I would like to use bash process substitution for a sudo command.
For example, here's a non-sudo command that works for me:
$ cat <(echo "installed.txt")
installed.txt
And here's a sudo version of the command that does not work:
$ sudo cat <(echo "installed.txt")
cat: /dev/fd/63: Bad file descriptor
Reading the sudo man page, it seems that sudo closes all but the stdin/stdout/stderr file descriptors before running the command as root. This leads me to think that bash is creating the descriptor (and performing the process substitution) before running the sudo command.
I changed root's shell to bash (instead of sh default). I've tested that the command works fine when logged in as root. It only does not work via a sudo command.
What is the appropriate technique to achieve what I'm trying to do here? Eval, quoting, sudo flag, sudoers file mod, other?
The behaviour described in the question is due to the design of sudo
.
$ sudo cat <(echo "installed.txt")
cat: /dev/fd/63: Bad file descriptor
The error occurs because sudo
has a default behaviour which closes file descriptors except for standard input, output and error.

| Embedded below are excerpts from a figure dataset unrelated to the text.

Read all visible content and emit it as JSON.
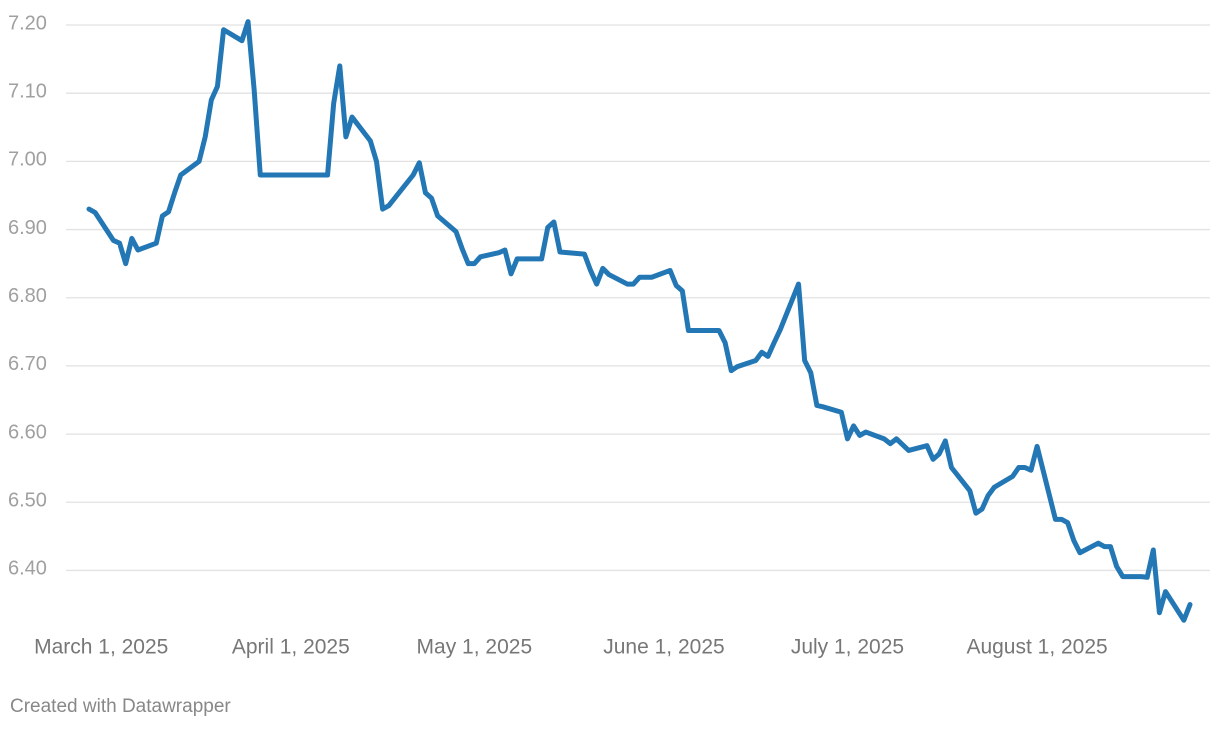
{
  "chart_data": {
    "type": "line",
    "credit": "Created with Datawrapper",
    "x": [
      "2025-02-27",
      "2025-02-28",
      "2025-03-03",
      "2025-03-04",
      "2025-03-05",
      "2025-03-06",
      "2025-03-07",
      "2025-03-10",
      "2025-03-11",
      "2025-03-12",
      "2025-03-13",
      "2025-03-14",
      "2025-03-17",
      "2025-03-18",
      "2025-03-19",
      "2025-03-20",
      "2025-03-21",
      "2025-03-24",
      "2025-03-25",
      "2025-03-26",
      "2025-03-27",
      "2025-03-28",
      "2025-03-31",
      "2025-04-01",
      "2025-04-02",
      "2025-04-03",
      "2025-04-04",
      "2025-04-07",
      "2025-04-08",
      "2025-04-09",
      "2025-04-10",
      "2025-04-11",
      "2025-04-14",
      "2025-04-15",
      "2025-04-16",
      "2025-04-17",
      "2025-04-21",
      "2025-04-22",
      "2025-04-23",
      "2025-04-24",
      "2025-04-25",
      "2025-04-28",
      "2025-04-29",
      "2025-04-30",
      "2025-05-01",
      "2025-05-02",
      "2025-05-05",
      "2025-05-06",
      "2025-05-07",
      "2025-05-08",
      "2025-05-09",
      "2025-05-12",
      "2025-05-13",
      "2025-05-14",
      "2025-05-15",
      "2025-05-19",
      "2025-05-20",
      "2025-05-21",
      "2025-05-22",
      "2025-05-23",
      "2025-05-26",
      "2025-05-27",
      "2025-05-28",
      "2025-05-30",
      "2025-06-02",
      "2025-06-03",
      "2025-06-04",
      "2025-06-05",
      "2025-06-09",
      "2025-06-10",
      "2025-06-11",
      "2025-06-12",
      "2025-06-13",
      "2025-06-16",
      "2025-06-17",
      "2025-06-18",
      "2025-06-19",
      "2025-06-20",
      "2025-06-23",
      "2025-06-24",
      "2025-06-25",
      "2025-06-26",
      "2025-06-27",
      "2025-06-30",
      "2025-07-01",
      "2025-07-02",
      "2025-07-03",
      "2025-07-04",
      "2025-07-07",
      "2025-07-08",
      "2025-07-09",
      "2025-07-11",
      "2025-07-14",
      "2025-07-15",
      "2025-07-16",
      "2025-07-17",
      "2025-07-18",
      "2025-07-21",
      "2025-07-22",
      "2025-07-23",
      "2025-07-24",
      "2025-07-25",
      "2025-07-28",
      "2025-07-29",
      "2025-07-30",
      "2025-07-31",
      "2025-08-01",
      "2025-08-04",
      "2025-08-05",
      "2025-08-06",
      "2025-08-07",
      "2025-08-08",
      "2025-08-11",
      "2025-08-12",
      "2025-08-13",
      "2025-08-14",
      "2025-08-15",
      "2025-08-18",
      "2025-08-19",
      "2025-08-20",
      "2025-08-21",
      "2025-08-22",
      "2025-08-25",
      "2025-08-26"
    ],
    "series": [
      {
        "color": "#2377b4",
        "values": [
          6.93,
          6.925,
          6.884,
          6.88,
          6.85,
          6.887,
          6.87,
          6.88,
          6.92,
          6.926,
          6.954,
          6.98,
          7.0,
          7.036,
          7.09,
          7.11,
          7.193,
          7.177,
          7.205,
          7.105,
          6.98,
          6.98,
          6.98,
          6.98,
          6.98,
          6.98,
          6.98,
          6.98,
          7.085,
          7.14,
          7.036,
          7.065,
          7.03,
          7.0,
          6.93,
          6.935,
          6.98,
          6.998,
          6.954,
          6.946,
          6.92,
          6.897,
          6.872,
          6.85,
          6.85,
          6.86,
          6.866,
          6.87,
          6.835,
          6.857,
          6.857,
          6.857,
          6.903,
          6.911,
          6.867,
          6.864,
          6.84,
          6.82,
          6.843,
          6.834,
          6.82,
          6.82,
          6.83,
          6.83,
          6.84,
          6.818,
          6.81,
          6.752,
          6.752,
          6.752,
          6.734,
          6.693,
          6.699,
          6.708,
          6.72,
          6.714,
          6.734,
          6.753,
          6.82,
          6.708,
          6.69,
          6.642,
          6.64,
          6.632,
          6.593,
          6.612,
          6.598,
          6.603,
          6.593,
          6.586,
          6.593,
          6.576,
          6.583,
          6.563,
          6.571,
          6.59,
          6.551,
          6.517,
          6.484,
          6.49,
          6.51,
          6.522,
          6.538,
          6.551,
          6.551,
          6.547,
          6.582,
          6.475,
          6.475,
          6.47,
          6.444,
          6.426,
          6.44,
          6.435,
          6.435,
          6.406,
          6.391,
          6.391,
          6.39,
          6.43,
          6.338,
          6.369,
          6.327,
          6.35
        ]
      }
    ],
    "xlim": [
      "2025-02-27",
      "2025-08-26"
    ],
    "xticks": [
      {
        "value": "2025-03-01",
        "label": "March 1, 2025"
      },
      {
        "value": "2025-04-01",
        "label": "April 1, 2025"
      },
      {
        "value": "2025-05-01",
        "label": "May 1, 2025"
      },
      {
        "value": "2025-06-01",
        "label": "June 1, 2025"
      },
      {
        "value": "2025-07-01",
        "label": "July 1, 2025"
      },
      {
        "value": "2025-08-01",
        "label": "August 1, 2025"
      }
    ],
    "ylim": [
      6.32,
      7.2
    ],
    "yticks": [
      {
        "value": 6.4,
        "label": "6.40"
      },
      {
        "value": 6.5,
        "label": "6.50"
      },
      {
        "value": 6.6,
        "label": "6.60"
      },
      {
        "value": 6.7,
        "label": "6.70"
      },
      {
        "value": 6.8,
        "label": "6.80"
      },
      {
        "value": 6.9,
        "label": "6.90"
      },
      {
        "value": 7.0,
        "label": "7.00"
      },
      {
        "value": 7.1,
        "label": "7.10"
      },
      {
        "value": 7.2,
        "label": "7.20"
      }
    ],
    "grid": true
  }
}
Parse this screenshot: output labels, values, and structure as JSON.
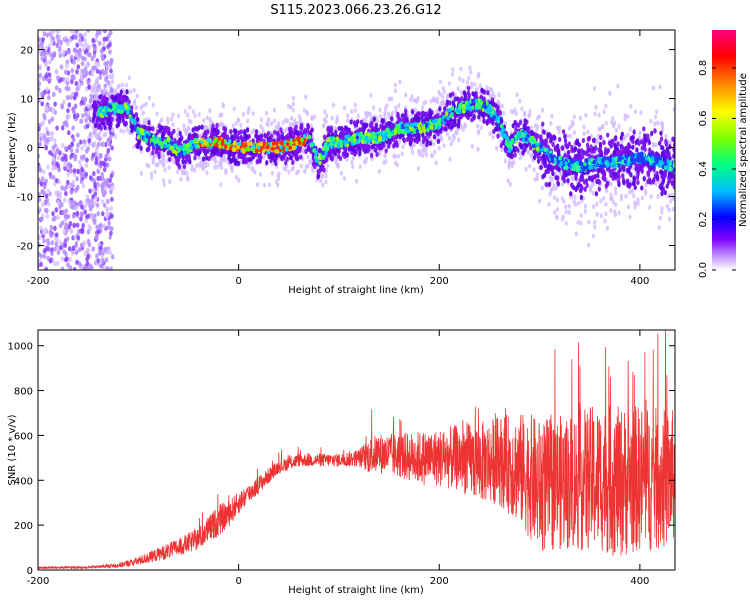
{
  "chart_data": [
    {
      "type": "heatmap",
      "title": "S115.2023.066.23.26.G12",
      "xlabel": "Height of straight line (km)",
      "ylabel": "Frequency (Hz)",
      "xlim": [
        -200,
        435
      ],
      "ylim": [
        -25,
        24
      ],
      "xticks": [
        "-200",
        "0",
        "200",
        "400"
      ],
      "yticks": [
        "20",
        "10",
        "0",
        "-10",
        "-20"
      ],
      "colorbar": {
        "label": "Normalized spectral amplitude",
        "range": [
          0,
          0.95
        ],
        "ticks": [
          "0.0",
          "0.2",
          "0.4",
          "0.6",
          "0.8"
        ],
        "colors": [
          "#ffffff",
          "#c8a0ff",
          "#8000ff",
          "#0000ff",
          "#00c0ff",
          "#00ff80",
          "#80ff00",
          "#ffff00",
          "#ff8000",
          "#ff0000",
          "#ff0080"
        ]
      },
      "ridge": {
        "x": [
          -140,
          -125,
          -110,
          -100,
          -90,
          -80,
          -70,
          -60,
          -50,
          -40,
          -20,
          0,
          20,
          40,
          60,
          70,
          80,
          90,
          100,
          120,
          140,
          160,
          180,
          200,
          210,
          220,
          240,
          250,
          260,
          270,
          280,
          300,
          320,
          340,
          360,
          380,
          400,
          420,
          435
        ],
        "y": [
          7,
          8,
          8,
          3,
          2,
          1,
          1,
          -1,
          0,
          1,
          1,
          0,
          0,
          0,
          1,
          2,
          -3,
          1,
          1,
          2,
          2,
          4,
          4,
          5,
          7,
          8,
          9,
          8,
          5,
          0,
          3,
          0,
          -3,
          -4,
          -3,
          -3,
          -2,
          -3,
          -4
        ],
        "peak_x_range": [
          -40,
          70
        ]
      }
    },
    {
      "type": "line",
      "xlabel": "Height of straight line (km)",
      "ylabel": "SNR (10 * v/v)",
      "xlim": [
        -200,
        435
      ],
      "ylim": [
        0,
        1070
      ],
      "xticks": [
        "-200",
        "0",
        "200",
        "400"
      ],
      "yticks": [
        "0",
        "200",
        "400",
        "600",
        "800",
        "1000"
      ],
      "color": "#ee3333",
      "envelope": {
        "x": [
          -200,
          -150,
          -120,
          -100,
          -80,
          -60,
          -40,
          -30,
          -20,
          -10,
          0,
          20,
          40,
          60,
          80,
          100,
          120,
          130,
          140,
          160,
          180,
          200,
          220,
          240,
          260,
          280,
          290,
          300,
          320,
          340,
          360,
          380,
          400,
          420,
          435
        ],
        "mean": [
          10,
          12,
          20,
          40,
          70,
          100,
          140,
          180,
          220,
          250,
          300,
          380,
          460,
          490,
          490,
          490,
          500,
          510,
          520,
          510,
          500,
          500,
          500,
          480,
          490,
          450,
          420,
          370,
          390,
          400,
          410,
          390,
          410,
          400,
          420
        ],
        "spread": [
          5,
          5,
          10,
          20,
          30,
          40,
          50,
          60,
          70,
          60,
          50,
          40,
          30,
          30,
          30,
          30,
          40,
          80,
          90,
          100,
          120,
          130,
          150,
          180,
          200,
          250,
          280,
          300,
          300,
          320,
          330,
          340,
          330,
          320,
          300
        ]
      }
    }
  ]
}
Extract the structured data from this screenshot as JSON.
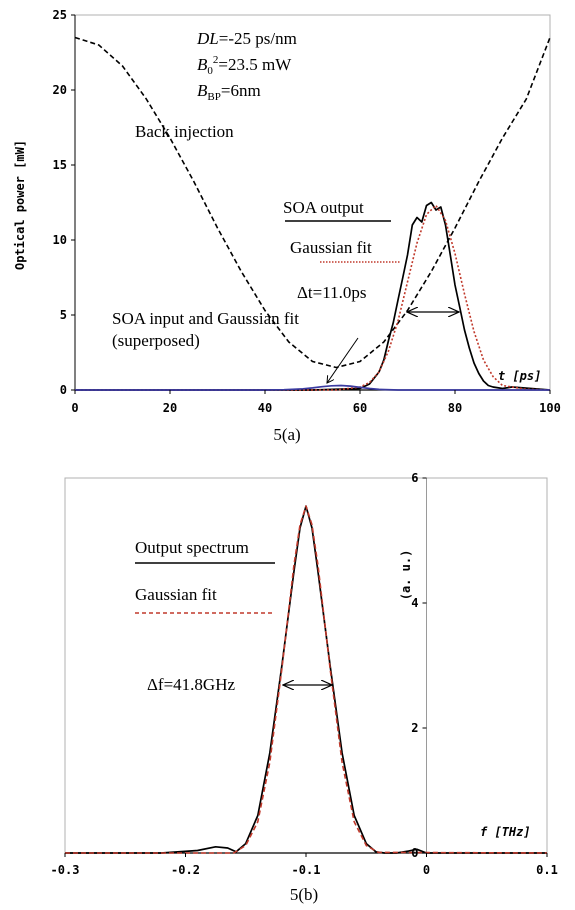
{
  "chart_data": [
    {
      "type": "line",
      "caption": "5(a)",
      "ylabel": "Optical power [mW]",
      "xlabel": "t [ps]",
      "xlim": [
        0,
        100
      ],
      "ylim": [
        0,
        25
      ],
      "xticks": [
        "0",
        "20",
        "40",
        "60",
        "80",
        "100"
      ],
      "yticks": [
        "0",
        "5",
        "10",
        "15",
        "20",
        "25"
      ],
      "params": {
        "dl": {
          "sym": "DL",
          "text": "=-25 ps/nm"
        },
        "b0": {
          "sym": "B",
          "sub": "0",
          "sup": "2",
          "text": "=23.5 mW"
        },
        "bbp": {
          "sym": "B",
          "sub": "BP",
          "text": "=6nm"
        }
      },
      "annotations": {
        "back_injection": "Back injection",
        "soa_output": "SOA output",
        "gaussian_fit": "Gaussian fit",
        "delta_t": "Δt=11.0ps",
        "soa_input_line1": "SOA input and Gaussian fit",
        "soa_input_line2": "(superposed)"
      },
      "series": [
        {
          "name": "Back injection",
          "color": "#000000",
          "style": "dashed",
          "x": [
            0,
            5,
            10,
            15,
            20,
            25,
            30,
            35,
            40,
            45,
            50,
            55,
            60,
            65,
            70,
            75,
            80,
            85,
            90,
            95,
            100
          ],
          "y": [
            23.5,
            23.0,
            21.6,
            19.4,
            16.8,
            13.9,
            10.8,
            7.9,
            5.3,
            3.2,
            1.9,
            1.5,
            1.9,
            3.2,
            5.3,
            7.9,
            10.8,
            13.9,
            16.8,
            19.4,
            23.5
          ]
        },
        {
          "name": "SOA output",
          "color": "#000000",
          "style": "solid",
          "x": [
            0,
            50,
            60,
            62,
            64,
            65,
            66,
            67,
            68,
            69,
            70,
            71,
            72,
            73,
            74,
            75,
            76,
            77,
            78,
            79,
            80,
            81,
            82,
            83,
            84,
            85,
            86,
            87,
            88,
            90,
            92,
            100
          ],
          "y": [
            0,
            0,
            0.1,
            0.4,
            1.2,
            2.0,
            3.3,
            4.5,
            6.0,
            7.5,
            9.0,
            11.0,
            11.5,
            11.2,
            12.3,
            12.5,
            12.0,
            12.2,
            11.0,
            9.0,
            7.0,
            5.5,
            4.0,
            2.8,
            1.8,
            1.1,
            0.6,
            0.3,
            0.2,
            0.1,
            0.2,
            0
          ]
        },
        {
          "name": "Gaussian fit",
          "color": "#c0392b",
          "style": "dotted",
          "x": [
            0,
            55,
            60,
            62,
            64,
            66,
            68,
            70,
            72,
            74,
            76,
            78,
            80,
            82,
            84,
            86,
            88,
            90,
            95,
            100
          ],
          "y": [
            0,
            0,
            0.2,
            0.5,
            1.2,
            2.6,
            4.6,
            7.2,
            9.8,
            11.7,
            12.3,
            11.3,
            9.1,
            6.4,
            3.9,
            2.0,
            0.9,
            0.3,
            0.05,
            0
          ]
        },
        {
          "name": "SOA input and Gaussian fit",
          "color": "#3a3aa0",
          "style": "solid",
          "x": [
            0,
            40,
            44,
            48,
            50,
            52,
            54,
            56,
            58,
            60,
            62,
            64,
            68,
            100
          ],
          "y": [
            0,
            0,
            0.02,
            0.08,
            0.14,
            0.22,
            0.28,
            0.3,
            0.26,
            0.18,
            0.1,
            0.04,
            0,
            0
          ]
        }
      ]
    },
    {
      "type": "line",
      "caption": "5(b)",
      "ylabel": "(a. u.)",
      "xlabel": "f [THz]",
      "xlim": [
        -0.3,
        0.1
      ],
      "ylim": [
        0,
        6
      ],
      "xticks": [
        "-0.3",
        "-0.2",
        "-0.1",
        "0",
        "0.1"
      ],
      "yticks": [
        "0",
        "2",
        "4",
        "6"
      ],
      "annotations": {
        "output_spectrum": "Output spectrum",
        "gaussian_fit": "Gaussian fit",
        "delta_f": "Δf=41.8GHz"
      },
      "series": [
        {
          "name": "Output spectrum",
          "color": "#000000",
          "style": "solid",
          "x": [
            -0.3,
            -0.22,
            -0.19,
            -0.175,
            -0.165,
            -0.158,
            -0.15,
            -0.14,
            -0.13,
            -0.12,
            -0.11,
            -0.105,
            -0.1,
            -0.095,
            -0.09,
            -0.08,
            -0.07,
            -0.06,
            -0.05,
            -0.042,
            -0.035,
            -0.025,
            -0.015,
            -0.008,
            0,
            0.1
          ],
          "y": [
            0,
            0,
            0.04,
            0.1,
            0.08,
            0.02,
            0.15,
            0.6,
            1.6,
            3.0,
            4.5,
            5.2,
            5.55,
            5.2,
            4.5,
            3.0,
            1.6,
            0.6,
            0.15,
            0.02,
            0.0,
            0.0,
            0.03,
            0.06,
            0,
            0
          ]
        },
        {
          "name": "Gaussian fit",
          "color": "#c0392b",
          "style": "dashed",
          "x": [
            -0.3,
            -0.16,
            -0.15,
            -0.14,
            -0.13,
            -0.12,
            -0.11,
            -0.105,
            -0.1,
            -0.095,
            -0.09,
            -0.08,
            -0.07,
            -0.06,
            -0.05,
            -0.04,
            0.1
          ],
          "y": [
            0,
            0,
            0.12,
            0.5,
            1.45,
            2.95,
            4.6,
            5.25,
            5.55,
            5.25,
            4.6,
            2.95,
            1.45,
            0.5,
            0.12,
            0.01,
            0
          ]
        }
      ]
    }
  ]
}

As described on the man page:
By default, sudo will close all open file descriptors other than standard input, standard output and standard error when executing a command.
This behaviour can be overridden with the -C
(or --close-from
) option to specify a file descriptor number below which files should not be closed. However, use of this option must be permitted by an administrator: the following needs to be added to /etc/sudoers
Defaults closefrom_override
With that in place, the command will work if -C
is used:
$ sudo -C64 cat <(echo "installed.txt")
installed.txt
(here the number 64
was given because it was greater than the 63
in the error message).
Try doing this in your shell :
$ sudo bash -c 'cat <(echo "installed.txt for UID=$UID")'
installed.txt for UID=0
sudo bash -c 'cat <(echo "installed.txt")'
最好的方法可能是将所有内容都放在一个脚本中,然后使用sudo
运行该脚本。
In case you're asking for process substitution for the security it brings , like hiding a password from the process list, then you might better do it this way:
cat <(echo -n "$PASSWORD") | sudo cryptsetup ... --key-file -
Sure, the password is sent to sudo
through its stdin
, so the process substitution is not done within sudo
as asked. And my answer becomes technically off topic.
I still hope it will help in this particular context, because the accepted answer comes with serious drawbacks: you need to build a properly quoted string, and then spawn a secondary shell to interpret it within the sudo
.
This makes it not only slow, but also risky due to shell injection, environment variables and so.